Recruiters: Your Secret Weapon in Today’s Job Market

So, you’ve decided that it is time — time to get back into the workforce or find that dream job. You’ve polished your resume, dusted off your best interview suit, and sent resumes and cover letters through LinkedIn AND Indeed.

And you’ve waited. And waited. And waited. The crickets have become deafening, and you are feeling defeated. What are you doing wrong?

Depending on your employment history and career goals, you may be leaving out the secret weapon to finding a job: using a recruiter.

Migdal Ha‘Emeq Your Ticket to Shine Kagoro

A recruiter’s number one goal is to get you a job! That means they will collaborate with you at every level of the hiring process to make sure you not only find the ideal job, but that you are a perfect fit for that company and position.

First and foremost, they have the inside track of the companies that are hiring. They spend years cultivating relationships across a wide range of industries, identifying needs in the space and the skills necessary to fill those roles.

Next, your recruiter will provide feedback to your resume. They can point out skills you have based on experience that you can highlight. Best of all, they can fine-tune your resume to include the keywords and skills that applicant tracking system software (ATS) will be scanning for. An ATS uses AI (artificial intelligence) and natural language processing to score and sort resumes based on a predetermined list of job requirements.

But the biggest benefit of collaborating with a recruiter is that they have a direct line to the hiring managers. Forget worrying about a cover letter — they ARE your cover letter! They will present your resume to the company, highlight all the reasons why you are the best candidate for the job, and advocate on your behalf.

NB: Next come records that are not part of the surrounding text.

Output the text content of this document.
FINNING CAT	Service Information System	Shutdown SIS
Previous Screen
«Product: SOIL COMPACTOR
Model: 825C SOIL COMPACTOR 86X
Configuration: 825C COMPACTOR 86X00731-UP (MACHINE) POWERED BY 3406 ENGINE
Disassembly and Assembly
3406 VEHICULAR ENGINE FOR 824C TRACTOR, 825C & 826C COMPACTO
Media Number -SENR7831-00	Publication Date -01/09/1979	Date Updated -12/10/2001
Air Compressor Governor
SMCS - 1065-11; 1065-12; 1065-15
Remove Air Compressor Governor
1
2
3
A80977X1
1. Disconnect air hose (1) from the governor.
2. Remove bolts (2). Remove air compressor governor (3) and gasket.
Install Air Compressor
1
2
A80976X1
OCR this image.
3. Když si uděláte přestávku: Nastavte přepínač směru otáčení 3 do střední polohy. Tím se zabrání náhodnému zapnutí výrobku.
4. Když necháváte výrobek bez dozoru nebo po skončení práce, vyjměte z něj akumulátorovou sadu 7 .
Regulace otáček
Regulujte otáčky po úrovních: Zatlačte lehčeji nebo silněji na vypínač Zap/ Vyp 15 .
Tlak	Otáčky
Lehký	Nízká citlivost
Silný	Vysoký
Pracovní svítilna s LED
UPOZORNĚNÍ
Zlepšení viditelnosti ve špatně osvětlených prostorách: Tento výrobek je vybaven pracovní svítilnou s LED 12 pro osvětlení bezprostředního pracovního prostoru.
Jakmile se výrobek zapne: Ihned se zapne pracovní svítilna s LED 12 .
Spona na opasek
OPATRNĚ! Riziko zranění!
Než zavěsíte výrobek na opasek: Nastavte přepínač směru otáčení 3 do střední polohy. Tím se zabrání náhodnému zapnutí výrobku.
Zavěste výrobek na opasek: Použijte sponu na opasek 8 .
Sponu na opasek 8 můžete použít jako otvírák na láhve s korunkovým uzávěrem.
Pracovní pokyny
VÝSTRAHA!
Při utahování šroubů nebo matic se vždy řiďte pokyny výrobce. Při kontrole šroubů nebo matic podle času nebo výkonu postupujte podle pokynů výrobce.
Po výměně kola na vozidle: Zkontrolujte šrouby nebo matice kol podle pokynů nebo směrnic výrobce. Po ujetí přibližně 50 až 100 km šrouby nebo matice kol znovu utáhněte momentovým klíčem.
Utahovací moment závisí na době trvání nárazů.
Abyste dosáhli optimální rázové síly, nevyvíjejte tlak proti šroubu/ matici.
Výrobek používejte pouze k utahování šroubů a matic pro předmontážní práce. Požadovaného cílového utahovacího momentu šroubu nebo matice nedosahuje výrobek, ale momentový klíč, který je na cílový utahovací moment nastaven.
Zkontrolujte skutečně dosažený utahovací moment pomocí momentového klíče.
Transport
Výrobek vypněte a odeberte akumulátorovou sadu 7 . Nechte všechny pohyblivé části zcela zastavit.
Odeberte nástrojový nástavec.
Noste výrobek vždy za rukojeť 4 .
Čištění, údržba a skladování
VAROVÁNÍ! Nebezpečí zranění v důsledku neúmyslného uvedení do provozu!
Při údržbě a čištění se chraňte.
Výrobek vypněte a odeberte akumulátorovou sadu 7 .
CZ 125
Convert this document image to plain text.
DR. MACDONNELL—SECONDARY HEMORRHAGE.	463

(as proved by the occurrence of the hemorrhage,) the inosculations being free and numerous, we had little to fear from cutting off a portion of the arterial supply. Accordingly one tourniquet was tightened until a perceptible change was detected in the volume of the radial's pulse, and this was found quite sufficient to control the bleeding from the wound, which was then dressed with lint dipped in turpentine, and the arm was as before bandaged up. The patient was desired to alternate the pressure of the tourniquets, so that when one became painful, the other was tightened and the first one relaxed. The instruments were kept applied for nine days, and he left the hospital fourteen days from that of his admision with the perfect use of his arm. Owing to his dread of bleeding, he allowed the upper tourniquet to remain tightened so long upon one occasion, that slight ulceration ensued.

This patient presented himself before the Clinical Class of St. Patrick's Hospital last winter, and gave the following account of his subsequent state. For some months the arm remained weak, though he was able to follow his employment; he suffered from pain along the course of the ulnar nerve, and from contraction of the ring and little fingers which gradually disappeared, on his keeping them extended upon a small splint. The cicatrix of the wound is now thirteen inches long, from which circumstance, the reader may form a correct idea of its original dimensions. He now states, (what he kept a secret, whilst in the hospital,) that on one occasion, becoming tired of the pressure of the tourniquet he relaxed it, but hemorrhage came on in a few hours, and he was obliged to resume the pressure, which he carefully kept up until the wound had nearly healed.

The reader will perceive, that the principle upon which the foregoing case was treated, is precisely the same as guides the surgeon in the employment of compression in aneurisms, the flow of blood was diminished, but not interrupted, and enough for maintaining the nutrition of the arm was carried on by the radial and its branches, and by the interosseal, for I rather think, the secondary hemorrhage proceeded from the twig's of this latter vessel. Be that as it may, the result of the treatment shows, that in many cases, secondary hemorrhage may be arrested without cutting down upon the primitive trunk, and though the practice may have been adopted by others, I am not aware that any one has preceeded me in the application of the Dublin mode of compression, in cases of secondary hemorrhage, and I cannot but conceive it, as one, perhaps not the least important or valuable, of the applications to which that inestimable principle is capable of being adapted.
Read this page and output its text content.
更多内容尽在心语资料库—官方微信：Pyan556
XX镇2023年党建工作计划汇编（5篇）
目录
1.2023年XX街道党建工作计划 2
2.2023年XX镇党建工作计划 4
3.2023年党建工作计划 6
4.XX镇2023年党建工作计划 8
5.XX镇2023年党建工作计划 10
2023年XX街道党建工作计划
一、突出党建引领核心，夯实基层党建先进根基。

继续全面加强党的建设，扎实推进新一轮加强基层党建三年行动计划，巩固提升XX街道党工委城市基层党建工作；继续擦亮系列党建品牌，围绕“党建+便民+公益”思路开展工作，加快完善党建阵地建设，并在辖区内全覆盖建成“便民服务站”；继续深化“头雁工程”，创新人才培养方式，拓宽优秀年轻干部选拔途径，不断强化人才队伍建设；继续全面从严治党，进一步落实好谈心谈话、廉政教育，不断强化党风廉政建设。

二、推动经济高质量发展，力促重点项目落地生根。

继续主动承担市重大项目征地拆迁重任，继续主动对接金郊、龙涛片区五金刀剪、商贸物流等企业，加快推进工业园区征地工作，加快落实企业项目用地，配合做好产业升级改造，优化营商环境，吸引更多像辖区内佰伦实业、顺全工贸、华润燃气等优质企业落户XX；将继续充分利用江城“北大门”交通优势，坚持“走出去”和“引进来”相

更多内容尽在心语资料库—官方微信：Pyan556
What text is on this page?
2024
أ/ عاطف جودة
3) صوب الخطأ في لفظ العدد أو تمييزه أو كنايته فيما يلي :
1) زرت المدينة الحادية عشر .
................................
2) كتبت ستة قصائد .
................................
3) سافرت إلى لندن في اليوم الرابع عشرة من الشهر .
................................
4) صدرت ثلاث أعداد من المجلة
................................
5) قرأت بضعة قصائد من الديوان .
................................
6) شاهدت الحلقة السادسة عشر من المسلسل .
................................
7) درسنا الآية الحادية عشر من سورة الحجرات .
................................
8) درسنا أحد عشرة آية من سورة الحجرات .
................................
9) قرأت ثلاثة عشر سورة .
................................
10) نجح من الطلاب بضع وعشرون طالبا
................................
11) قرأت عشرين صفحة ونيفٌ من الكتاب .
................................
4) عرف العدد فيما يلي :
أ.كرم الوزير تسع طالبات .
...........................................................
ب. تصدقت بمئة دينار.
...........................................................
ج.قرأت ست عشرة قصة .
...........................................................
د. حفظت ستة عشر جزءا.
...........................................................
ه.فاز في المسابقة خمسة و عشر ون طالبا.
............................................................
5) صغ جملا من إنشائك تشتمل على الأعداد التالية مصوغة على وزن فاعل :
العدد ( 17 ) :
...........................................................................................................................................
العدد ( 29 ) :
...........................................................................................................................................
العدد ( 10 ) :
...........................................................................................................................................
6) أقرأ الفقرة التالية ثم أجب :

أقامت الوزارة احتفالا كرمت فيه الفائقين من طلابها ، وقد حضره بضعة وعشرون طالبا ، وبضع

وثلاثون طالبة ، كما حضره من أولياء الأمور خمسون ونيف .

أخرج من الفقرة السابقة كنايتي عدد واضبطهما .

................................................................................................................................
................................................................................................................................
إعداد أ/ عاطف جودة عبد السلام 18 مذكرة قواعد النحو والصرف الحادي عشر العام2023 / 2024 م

This is particularly important if you have a less traditional resume.

Turn Non-Traditional Into Must-Have

There are several instances where it is particularly critical to use a recruiter. First and foremost are people at either end of the age spectrum.

For applicants straight out of college, having an advocate in your corner to help you build your resume and introduce you to key companies in your desired industry is invaluable. For more experienced talent, having a seasoned recruiter who can talk up your experience and wisdom and help overcome any potential ageism bias can open doors that may be otherwise closed to you.

Recruiters can also help you navigate any gaps in employment on your resume. According to Bullhorn survey of 1,500 recruiters and hiring managers, more than 50 percent said that it can be difficult to place a candidate with unexplained employment gaps of three to 12 months.

Your recruiter will guide you on ways to discuss these gaps, including:

  • Don’t hide the gap. Simply explain it.
  • If the gap is voluntary, explain why. Did you move cities, take time to write a book, go on a sabbatical? Most people will be in awe of these choices, and the gap will be seen as a positive rather than a negative.
  • If the gap is involuntary, explain the situation. You will be surprised how many hiring managers can empathize with your circumstances.

This applies to stay-at-home parents as well. A recruiter is a key resource for positioning you as you enter or reenter the work force. Chances are things have changed in the workplace since you were last in an office. Your recruiter can help you bring your resume up to date, brush up on interview skills, and present you to companies that are most responsive to parents moving from child-raising to profit raising.

Lastly, if you are looking to switch industries or follow your dreams and launch into a second career, a recruiter can help you repackage your skills and experience to a different space. For example, if you have 15 years of experience writing in the health and wellness industry, your recruiter can identify industries such as insurance or hospitality, where your skills and experience will naturally transfer from one space to the other.

Similarly, if you have worked in communications for 10 years and would really love to work with children, your recruiter can identify non-profits where your skills can beautifully transition into fundraising or advocacy.

Your non-traditional resume does not have to be a liability. With the right recruiter on your side, they will highlight your unique position to help you stand out and shine with the right employer.